12年04月01日 | Category: profile
Posted by: mao
 ある会社の社員研修での話しです。
 「封書の糊づけは、左右にペーパーナイフが入る程度の隙間を開けておくこと・・」
 すると、「もし第三者が開けたら・・?」という質問をした女子社員がいました。この質問はナンセンスです。
 信書の秘密という法律を犯してまで、開封しようとする人がいたら封緘の仕方には関係なく開けるはず。
繰り返します。
 「封書の糊づけは、左右にペーパーナイフが入る程度の隙間を開けておくことが、標準マナーです」
 ところがバッチリと、裁縫の針さえ差し込む隙間もないくらい、糊づけをしてある封書に、しばしばお目にかかります。
 開けるときのことを考えて綴じる、という考え方のない商品があります。どこから開けて いいか、開け口がないのです。
 そういう物は、決まって二流商品です。
 封書も、バッチリ糊づけタイプは、二流と誤解されます。
 我が事務所でも、同じ過ちをしていない事、祈ります。
 ご用心!ご用心!
12年03月01日 | Category: profile
Posted by: mao
 経営書の名作は?と問われると、「小倉昌男経営学」(日経BP社)があげられます。もちろん、宅急便の開発者です。
 その宅急便のドライバーたちの作業を追ってみました。
 あるお宅に配達に伺うと、おばあちゃんが出てみえました。ドライバーとの身長差が30センチ以上も低く、その高低差が目立ちます。
 そこで読者のあなたにお尋ね。
 「ドライバーは、どんな行動をとるでしょうか?」
 正解は、膝を折り自分の背丈を低くし、おばあちゃんと同じ高さになってから、会話をします。決して見下ろす形になりません。
 じつに感心な躾、見事な顧客第一主義、ではありませんか。
 接客業の最先端といえばホテル業ですが、そのホテルですら、宅急便のドライバーには、及ばない人は多い。
 (注・「宅急便」は商標、「宅配便」は一般名称)
 この宅急便の開発当時の社長が、故小倉昌男さんですが、その小倉昌男さんの遺伝子が、こうして伝えられていることに、いたく感心させられます。ほんと、いい習慣ではありませんか。

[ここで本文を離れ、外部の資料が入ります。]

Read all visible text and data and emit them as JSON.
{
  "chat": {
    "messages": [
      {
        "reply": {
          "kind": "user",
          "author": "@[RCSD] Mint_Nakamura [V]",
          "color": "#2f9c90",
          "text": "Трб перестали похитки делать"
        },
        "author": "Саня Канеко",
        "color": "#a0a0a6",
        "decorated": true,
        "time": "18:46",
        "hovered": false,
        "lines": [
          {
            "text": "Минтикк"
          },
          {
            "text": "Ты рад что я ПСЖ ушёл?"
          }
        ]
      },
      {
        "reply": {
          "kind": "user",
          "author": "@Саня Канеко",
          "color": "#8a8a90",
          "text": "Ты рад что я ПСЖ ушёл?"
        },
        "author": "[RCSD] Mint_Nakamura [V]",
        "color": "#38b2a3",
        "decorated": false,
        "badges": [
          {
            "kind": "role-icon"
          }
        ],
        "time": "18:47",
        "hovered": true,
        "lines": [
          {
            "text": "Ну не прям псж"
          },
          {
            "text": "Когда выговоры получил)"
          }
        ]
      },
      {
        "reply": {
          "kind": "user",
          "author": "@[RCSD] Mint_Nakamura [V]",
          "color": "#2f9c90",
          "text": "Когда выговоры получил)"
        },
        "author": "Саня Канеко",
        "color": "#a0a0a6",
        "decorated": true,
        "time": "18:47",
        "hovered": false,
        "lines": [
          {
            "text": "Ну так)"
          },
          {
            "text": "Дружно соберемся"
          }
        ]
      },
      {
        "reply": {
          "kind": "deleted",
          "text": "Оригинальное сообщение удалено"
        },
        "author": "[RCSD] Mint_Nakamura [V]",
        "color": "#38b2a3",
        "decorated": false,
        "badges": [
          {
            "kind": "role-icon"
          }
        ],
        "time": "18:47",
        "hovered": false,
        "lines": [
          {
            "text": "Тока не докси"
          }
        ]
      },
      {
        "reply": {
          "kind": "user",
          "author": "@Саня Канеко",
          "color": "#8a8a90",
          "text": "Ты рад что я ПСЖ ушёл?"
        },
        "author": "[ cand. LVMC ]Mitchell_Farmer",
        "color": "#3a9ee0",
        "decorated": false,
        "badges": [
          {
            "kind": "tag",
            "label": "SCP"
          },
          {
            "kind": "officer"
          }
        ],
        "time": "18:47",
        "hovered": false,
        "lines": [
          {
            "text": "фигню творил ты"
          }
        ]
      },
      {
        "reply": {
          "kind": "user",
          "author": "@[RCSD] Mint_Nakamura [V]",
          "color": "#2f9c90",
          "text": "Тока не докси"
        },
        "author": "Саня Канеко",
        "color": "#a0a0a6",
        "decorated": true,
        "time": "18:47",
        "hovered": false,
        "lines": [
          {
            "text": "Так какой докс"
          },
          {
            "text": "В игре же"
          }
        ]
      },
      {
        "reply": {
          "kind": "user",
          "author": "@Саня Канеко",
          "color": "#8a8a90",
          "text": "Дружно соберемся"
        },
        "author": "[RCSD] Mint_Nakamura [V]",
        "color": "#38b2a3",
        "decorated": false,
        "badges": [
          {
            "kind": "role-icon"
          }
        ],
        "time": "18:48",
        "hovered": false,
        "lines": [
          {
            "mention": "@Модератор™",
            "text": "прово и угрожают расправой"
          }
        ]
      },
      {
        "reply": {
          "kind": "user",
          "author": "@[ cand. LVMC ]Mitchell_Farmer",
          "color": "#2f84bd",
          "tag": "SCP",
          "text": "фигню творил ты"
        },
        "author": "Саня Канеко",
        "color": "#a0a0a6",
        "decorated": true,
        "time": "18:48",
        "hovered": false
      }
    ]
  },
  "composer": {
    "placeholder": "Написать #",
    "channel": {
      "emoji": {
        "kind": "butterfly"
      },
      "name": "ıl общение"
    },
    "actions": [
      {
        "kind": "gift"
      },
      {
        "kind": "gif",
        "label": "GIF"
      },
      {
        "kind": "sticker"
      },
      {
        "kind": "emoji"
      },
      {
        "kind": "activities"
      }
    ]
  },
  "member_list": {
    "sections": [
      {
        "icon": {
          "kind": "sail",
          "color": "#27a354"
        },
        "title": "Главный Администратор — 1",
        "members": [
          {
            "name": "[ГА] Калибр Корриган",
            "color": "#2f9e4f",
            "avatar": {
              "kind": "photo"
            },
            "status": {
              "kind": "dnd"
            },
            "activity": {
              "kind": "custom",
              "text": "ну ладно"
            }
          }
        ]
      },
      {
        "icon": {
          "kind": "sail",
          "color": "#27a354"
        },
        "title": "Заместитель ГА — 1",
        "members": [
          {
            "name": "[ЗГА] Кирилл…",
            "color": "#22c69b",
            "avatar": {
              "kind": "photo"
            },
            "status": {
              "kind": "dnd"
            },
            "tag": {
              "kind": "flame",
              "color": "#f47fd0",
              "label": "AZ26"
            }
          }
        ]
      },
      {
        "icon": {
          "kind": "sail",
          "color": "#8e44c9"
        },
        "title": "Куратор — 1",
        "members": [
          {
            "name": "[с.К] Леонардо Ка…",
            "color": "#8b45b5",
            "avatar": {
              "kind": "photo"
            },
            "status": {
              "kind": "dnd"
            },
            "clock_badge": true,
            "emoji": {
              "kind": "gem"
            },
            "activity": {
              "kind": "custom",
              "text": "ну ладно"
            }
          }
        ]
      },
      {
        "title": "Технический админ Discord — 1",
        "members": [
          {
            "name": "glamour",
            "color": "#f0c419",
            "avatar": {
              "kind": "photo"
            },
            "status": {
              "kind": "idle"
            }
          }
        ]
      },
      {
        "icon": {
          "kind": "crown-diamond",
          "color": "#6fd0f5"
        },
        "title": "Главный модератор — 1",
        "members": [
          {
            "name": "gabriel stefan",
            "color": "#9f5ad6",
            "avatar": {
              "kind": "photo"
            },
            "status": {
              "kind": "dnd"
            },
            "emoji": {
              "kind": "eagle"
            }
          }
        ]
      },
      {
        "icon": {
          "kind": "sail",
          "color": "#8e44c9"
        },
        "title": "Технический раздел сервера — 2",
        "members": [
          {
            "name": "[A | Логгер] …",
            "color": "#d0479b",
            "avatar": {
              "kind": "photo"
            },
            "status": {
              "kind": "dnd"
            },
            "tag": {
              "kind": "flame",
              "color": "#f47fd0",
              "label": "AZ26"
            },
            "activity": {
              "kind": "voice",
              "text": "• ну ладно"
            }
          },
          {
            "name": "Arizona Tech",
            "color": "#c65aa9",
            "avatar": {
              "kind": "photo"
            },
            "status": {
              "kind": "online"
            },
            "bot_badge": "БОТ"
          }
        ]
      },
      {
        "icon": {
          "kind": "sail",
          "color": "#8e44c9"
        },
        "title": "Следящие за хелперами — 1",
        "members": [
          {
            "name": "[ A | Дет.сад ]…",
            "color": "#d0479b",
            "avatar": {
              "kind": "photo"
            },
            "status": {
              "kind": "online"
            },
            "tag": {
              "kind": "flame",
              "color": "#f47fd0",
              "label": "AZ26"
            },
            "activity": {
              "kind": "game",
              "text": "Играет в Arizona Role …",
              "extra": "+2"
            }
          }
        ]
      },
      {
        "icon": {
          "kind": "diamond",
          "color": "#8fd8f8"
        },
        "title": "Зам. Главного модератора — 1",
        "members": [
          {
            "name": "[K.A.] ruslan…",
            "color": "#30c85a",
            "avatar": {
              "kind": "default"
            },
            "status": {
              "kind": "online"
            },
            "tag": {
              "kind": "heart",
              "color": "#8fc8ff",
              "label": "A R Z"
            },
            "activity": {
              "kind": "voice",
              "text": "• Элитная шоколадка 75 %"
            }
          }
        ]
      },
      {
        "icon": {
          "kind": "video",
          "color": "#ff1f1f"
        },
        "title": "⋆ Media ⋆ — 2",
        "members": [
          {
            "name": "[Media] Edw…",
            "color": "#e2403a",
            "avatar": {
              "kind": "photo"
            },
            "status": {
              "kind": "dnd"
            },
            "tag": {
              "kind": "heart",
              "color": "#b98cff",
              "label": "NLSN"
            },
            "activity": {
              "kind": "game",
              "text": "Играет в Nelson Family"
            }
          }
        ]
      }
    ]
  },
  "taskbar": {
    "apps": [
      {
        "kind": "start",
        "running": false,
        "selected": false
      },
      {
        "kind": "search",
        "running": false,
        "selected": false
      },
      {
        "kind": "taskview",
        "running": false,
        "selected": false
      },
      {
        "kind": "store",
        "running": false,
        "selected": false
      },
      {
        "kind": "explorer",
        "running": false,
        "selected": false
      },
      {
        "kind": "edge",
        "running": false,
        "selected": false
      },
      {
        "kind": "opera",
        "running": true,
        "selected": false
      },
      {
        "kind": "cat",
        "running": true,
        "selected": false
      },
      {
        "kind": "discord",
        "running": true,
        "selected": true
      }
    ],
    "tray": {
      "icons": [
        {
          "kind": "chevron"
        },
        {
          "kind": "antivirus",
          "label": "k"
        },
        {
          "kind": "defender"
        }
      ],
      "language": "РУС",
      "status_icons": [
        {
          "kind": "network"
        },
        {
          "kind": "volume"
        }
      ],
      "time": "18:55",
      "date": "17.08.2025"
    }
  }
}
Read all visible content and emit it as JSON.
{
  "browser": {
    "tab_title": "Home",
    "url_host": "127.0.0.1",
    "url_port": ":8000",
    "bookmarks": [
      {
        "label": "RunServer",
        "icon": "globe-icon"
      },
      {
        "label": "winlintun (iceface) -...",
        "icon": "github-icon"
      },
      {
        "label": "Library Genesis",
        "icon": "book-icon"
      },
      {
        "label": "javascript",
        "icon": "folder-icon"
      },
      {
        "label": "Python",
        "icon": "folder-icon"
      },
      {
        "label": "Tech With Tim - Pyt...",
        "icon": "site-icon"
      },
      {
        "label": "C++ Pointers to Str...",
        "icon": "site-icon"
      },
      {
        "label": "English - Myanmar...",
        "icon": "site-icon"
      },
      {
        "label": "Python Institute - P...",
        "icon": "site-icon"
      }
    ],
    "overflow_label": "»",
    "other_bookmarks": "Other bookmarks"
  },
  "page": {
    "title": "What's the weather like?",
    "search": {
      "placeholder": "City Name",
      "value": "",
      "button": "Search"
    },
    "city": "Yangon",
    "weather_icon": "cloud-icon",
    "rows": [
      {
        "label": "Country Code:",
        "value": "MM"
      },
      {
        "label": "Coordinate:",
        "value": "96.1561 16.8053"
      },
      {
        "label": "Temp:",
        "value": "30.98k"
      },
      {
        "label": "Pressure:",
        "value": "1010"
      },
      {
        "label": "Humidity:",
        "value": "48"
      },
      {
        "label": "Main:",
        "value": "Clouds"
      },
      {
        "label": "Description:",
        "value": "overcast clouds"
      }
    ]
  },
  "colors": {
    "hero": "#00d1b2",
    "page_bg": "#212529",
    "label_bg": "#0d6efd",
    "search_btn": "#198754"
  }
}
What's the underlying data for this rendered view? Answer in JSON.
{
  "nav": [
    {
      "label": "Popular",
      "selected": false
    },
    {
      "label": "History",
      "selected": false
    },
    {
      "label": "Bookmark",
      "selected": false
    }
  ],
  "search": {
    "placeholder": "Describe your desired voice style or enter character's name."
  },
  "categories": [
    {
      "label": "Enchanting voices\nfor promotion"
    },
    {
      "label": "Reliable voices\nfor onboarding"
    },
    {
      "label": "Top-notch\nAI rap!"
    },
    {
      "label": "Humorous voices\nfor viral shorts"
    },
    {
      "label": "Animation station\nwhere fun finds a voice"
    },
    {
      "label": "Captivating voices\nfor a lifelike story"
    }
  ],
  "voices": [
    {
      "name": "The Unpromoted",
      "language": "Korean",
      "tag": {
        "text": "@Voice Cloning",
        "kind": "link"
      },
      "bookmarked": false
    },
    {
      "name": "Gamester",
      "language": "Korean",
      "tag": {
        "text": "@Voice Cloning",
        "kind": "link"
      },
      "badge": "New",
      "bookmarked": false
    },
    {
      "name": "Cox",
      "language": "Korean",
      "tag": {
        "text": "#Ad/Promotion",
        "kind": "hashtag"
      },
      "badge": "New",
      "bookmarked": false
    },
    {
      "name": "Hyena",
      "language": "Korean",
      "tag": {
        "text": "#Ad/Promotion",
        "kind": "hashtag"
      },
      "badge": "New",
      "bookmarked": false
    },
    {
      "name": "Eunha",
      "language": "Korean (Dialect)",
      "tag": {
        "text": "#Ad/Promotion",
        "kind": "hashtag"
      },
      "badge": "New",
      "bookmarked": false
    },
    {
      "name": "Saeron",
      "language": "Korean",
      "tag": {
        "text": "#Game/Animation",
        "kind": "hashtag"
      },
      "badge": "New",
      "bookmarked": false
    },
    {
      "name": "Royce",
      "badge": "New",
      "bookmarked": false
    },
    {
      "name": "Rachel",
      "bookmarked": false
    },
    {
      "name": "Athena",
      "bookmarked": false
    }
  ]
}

 貴社になんらかの形で、取り入れるものはありませんか。
 従業員に、朝礼などで語って聞かせようと思いませんか。
 とにかくこの話、何かにお役立てください。
12年02月01日 | Category: profile
Posted by: mao
 客の出入りがよくない中華料理店があった。
 店主に、こんなアドバイスをした人がいた。
 「せめて窓ガラス程度は、夏と冬の2回、衣替えをすれば?」
 そして一緒になり、衣替えを施した。
 衣替えの基本コンセプトは、「この店は涼しそう!」と通行客に思わせること。やることは、とても簡単なこと。
 まず素材として、装飾用の粘着剤つき涼感フィルムを買った。
 これを波形にカット。窓に数列横貼りした。
 色は藍色、水色、銀色の3種類。だから波模様も3色になる。
 最後に窓に数カ所、涼 冷 爽 という、カルタ札程度のデザイン文字を斜めに貼った。そして、最後にこう言った。
 「客になったつもりで、通りを歩いて、店を外から見て、通りからどう感じましたか」
 「店内がとても涼しそう、と感じました」
 その結果はどうだったか。店主の言葉を紹介しよう。
 「去年の7,8月に比べ、お客さんは3割増えました」
 しかし多くの飲食店主や商店主は、なんと怠け者であることか。自分自身は冬着と夏着に着替えるのに、お客様を迎え入れる店はほったらかし。
 〈店はお客様のためにある〉という、基本認識が完全欠落。
 冬になれば、今度は暖かなホット感覚の、ウォーミング・デザインにすればいい。